Algunos piensan que orar consiste en recitar oraciones específicas. Pero otros también lo ven como el esfuerzo constante de experimentar a Dios sin importar lo que estemos haciendo.
Esa pequeña distinción en la perspectiva aporta un elemento transformador sumamente poderoso a la oración. Cuando consideramos la oración como una experiencia tangible, en vez de simplemente una repetición de palabras, nos damos cuenta de cuán profunda y sanadora puede ser. La oración que se origina en la comprensión espiritual del mensaje inspirado de Dios, que se siente y se honra, realmente ayuda y sana. Cristo Jesús comprendió esto y amorosamente instruyó a sus seguidores: “Al orar, no uséis repeticiones sin sentido” (Mateo 6:7, La Biblia de las Américas).

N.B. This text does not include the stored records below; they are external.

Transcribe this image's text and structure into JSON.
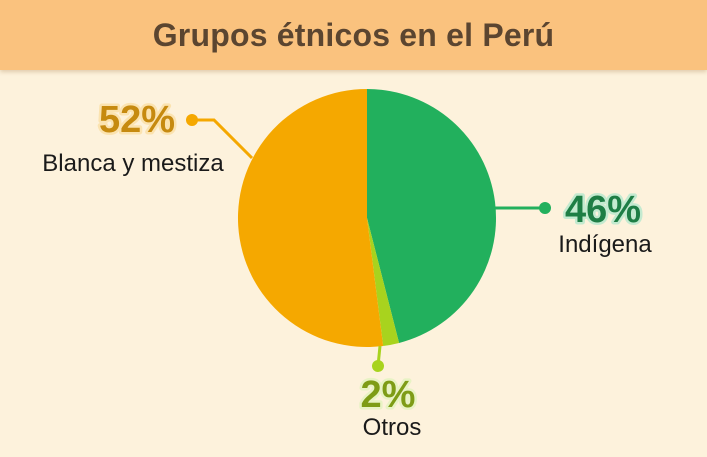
{
  "header": {
    "title": "Grupos étnicos en el Perú"
  },
  "colors": {
    "background": "#fdf2dc",
    "header": "#fac27e",
    "title": "#5b4530"
  },
  "chart_data": {
    "type": "pie",
    "title": "Grupos étnicos en el Perú",
    "slices": [
      {
        "label": "Indígena",
        "value": 46,
        "value_label": "46%",
        "color": "#22b05d",
        "label_color": "#1e7e45",
        "label_stroke": "#c4ead0"
      },
      {
        "label": "Otros",
        "value": 2,
        "value_label": "2%",
        "color": "#a8d31e",
        "label_color": "#7e9c16",
        "label_stroke": "#e8f3c4"
      },
      {
        "label": "Blanca y mestiza",
        "value": 52,
        "value_label": "52%",
        "color": "#f5a800",
        "label_color": "#c68a10",
        "label_stroke": "#fbe3b0"
      }
    ],
    "start_angle": "top, clockwise",
    "legend": "none (leader-line labels)"
  }
}
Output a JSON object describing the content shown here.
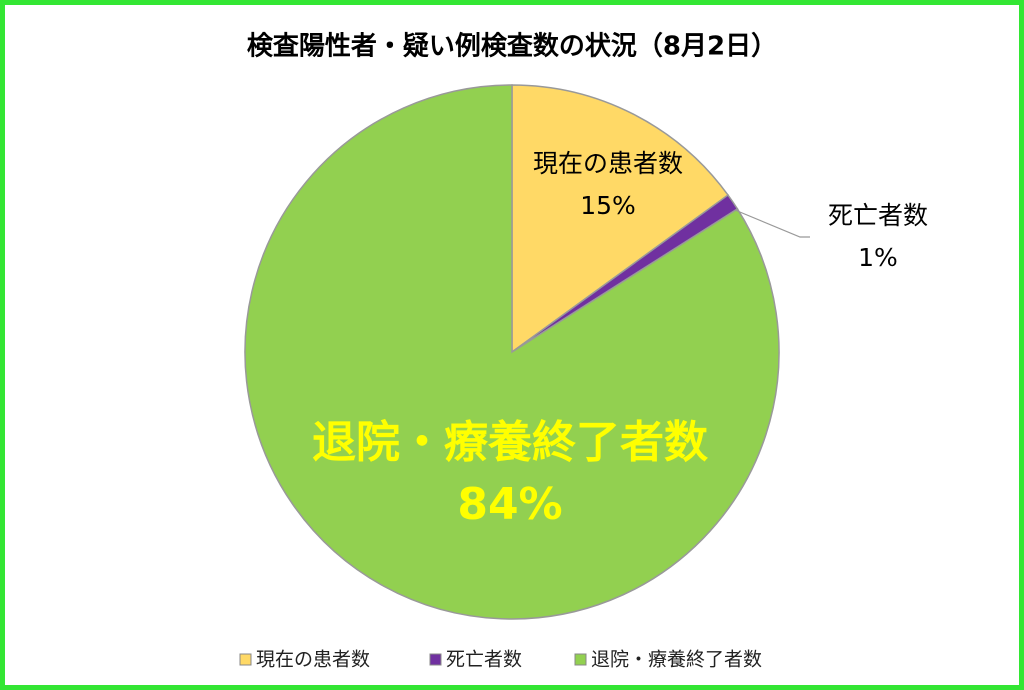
{
  "chart_data": {
    "type": "pie",
    "title": "検査陽性者・疑い例検査数の状況（8月2日）",
    "categories": [
      "現在の患者数",
      "死亡者数",
      "退院・療養終了者数"
    ],
    "values": [
      15,
      1,
      84
    ],
    "value_labels": [
      "15%",
      "1%",
      "84%"
    ],
    "colors": [
      "#FFD966",
      "#7030A0",
      "#92D050"
    ],
    "legend": "bottom"
  }
}
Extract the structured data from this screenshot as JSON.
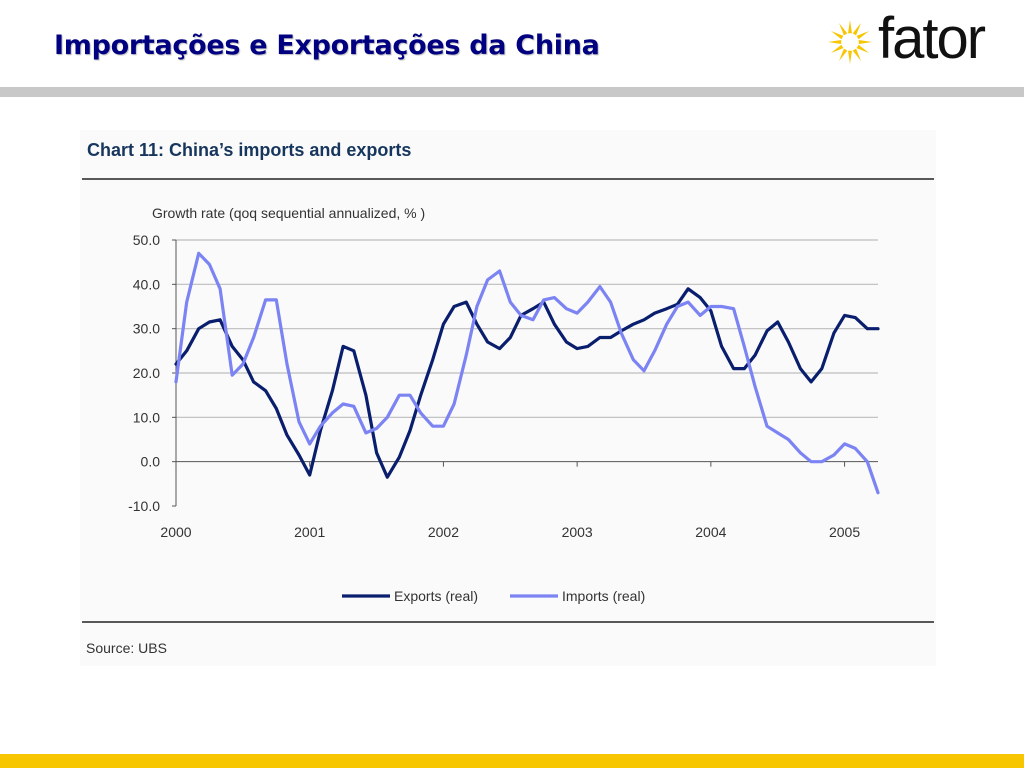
{
  "slide": {
    "title": "Importações e Exportações da China",
    "logo_text": "fator"
  },
  "colors": {
    "title": "#000080",
    "chart_title": "#17365d",
    "exports": "#0a1e6e",
    "imports": "#7b84f2",
    "logo_star": "#f7c600",
    "bottom_bar": "#f7c600",
    "top_rule": "#c8c8c8"
  },
  "chart_data": {
    "type": "line",
    "title": "Chart 11: China’s imports and exports",
    "ylabel": "Growth rate (qoq sequential annualized, % )",
    "source": "Source: UBS",
    "ylim": [
      -10,
      50
    ],
    "yticks": [
      "50.0",
      "40.0",
      "30.0",
      "20.0",
      "10.0",
      "0.0",
      "-10.0"
    ],
    "xlim": [
      2000,
      2005.25
    ],
    "xticks": [
      "2000",
      "2001",
      "2002",
      "2003",
      "2004",
      "2005"
    ],
    "grid": true,
    "legend_position": "bottom-center",
    "series": [
      {
        "name": "Exports (real)",
        "color": "#0a1e6e",
        "x": [
          2000.0,
          2000.08,
          2000.17,
          2000.25,
          2000.33,
          2000.42,
          2000.5,
          2000.58,
          2000.67,
          2000.75,
          2000.83,
          2000.92,
          2001.0,
          2001.08,
          2001.17,
          2001.25,
          2001.33,
          2001.42,
          2001.5,
          2001.58,
          2001.67,
          2001.75,
          2001.83,
          2001.92,
          2002.0,
          2002.08,
          2002.17,
          2002.25,
          2002.33,
          2002.42,
          2002.5,
          2002.58,
          2002.67,
          2002.75,
          2002.83,
          2002.92,
          2003.0,
          2003.08,
          2003.17,
          2003.25,
          2003.33,
          2003.42,
          2003.5,
          2003.58,
          2003.67,
          2003.75,
          2003.83,
          2003.92,
          2004.0,
          2004.08,
          2004.17,
          2004.25,
          2004.33,
          2004.42,
          2004.5,
          2004.58,
          2004.67,
          2004.75,
          2004.83,
          2004.92,
          2005.0,
          2005.08,
          2005.17,
          2005.25
        ],
        "y": [
          22,
          25,
          30,
          31.5,
          32,
          26,
          23,
          18,
          16,
          12,
          6,
          1.5,
          -3,
          7,
          16,
          26,
          25,
          15,
          2,
          -3.5,
          1,
          7,
          15,
          23,
          31,
          35,
          36,
          31,
          27,
          25.5,
          28,
          33,
          34.5,
          36,
          31,
          27,
          25.5,
          26,
          28,
          28,
          29.5,
          31,
          32,
          33.5,
          34.5,
          35.5,
          39,
          37,
          34,
          26,
          21,
          21,
          24,
          29.5,
          31.5,
          27,
          21,
          18,
          21,
          29,
          33,
          32.5,
          30,
          30
        ]
      },
      {
        "name": "Imports (real)",
        "color": "#7b84f2",
        "x": [
          2000.0,
          2000.08,
          2000.17,
          2000.25,
          2000.33,
          2000.42,
          2000.5,
          2000.58,
          2000.67,
          2000.75,
          2000.83,
          2000.92,
          2001.0,
          2001.08,
          2001.17,
          2001.25,
          2001.33,
          2001.42,
          2001.5,
          2001.58,
          2001.67,
          2001.75,
          2001.83,
          2001.92,
          2002.0,
          2002.08,
          2002.17,
          2002.25,
          2002.33,
          2002.42,
          2002.5,
          2002.58,
          2002.67,
          2002.75,
          2002.83,
          2002.92,
          2003.0,
          2003.08,
          2003.17,
          2003.25,
          2003.33,
          2003.42,
          2003.5,
          2003.58,
          2003.67,
          2003.75,
          2003.83,
          2003.92,
          2004.0,
          2004.08,
          2004.17,
          2004.25,
          2004.33,
          2004.42,
          2004.5,
          2004.58,
          2004.67,
          2004.75,
          2004.83,
          2004.92,
          2005.0,
          2005.08,
          2005.17,
          2005.25
        ],
        "y": [
          18,
          36,
          47,
          44.5,
          39,
          19.5,
          22,
          28,
          36.5,
          36.5,
          22,
          9,
          4,
          8,
          11,
          13,
          12.5,
          6.5,
          7.5,
          10,
          15,
          15,
          11,
          8,
          8,
          13,
          24,
          35,
          41,
          43,
          36,
          33,
          32,
          36.5,
          37,
          34.5,
          33.5,
          36,
          39.5,
          36,
          29,
          23,
          20.5,
          25,
          31,
          35,
          36,
          33,
          35,
          35,
          34.5,
          26,
          17,
          8,
          6.5,
          5,
          2,
          0,
          0,
          1.5,
          4,
          3,
          0,
          -7
        ]
      }
    ]
  }
}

Las palabras, ya sea que se digan en voz alta o mentalmente, sin duda pueden ser un buen punto de partida para la oración. Sin embargo, no necesitamos dejar de orar una vez que llegamos al final de la frase. Siempre podemos ahondar más con el anhelo de sentir y amar el significado detrás de las palabras, y después darles vida por medio de nuestras acciones. La Biblia describe este enfoque de forma maravillosa: “Ya que vivimos por el Espíritu, sigamos la guía del Espíritu en cada aspecto de nuestra vida” (Gálatas 5:25, Nueva Traducción Viviente).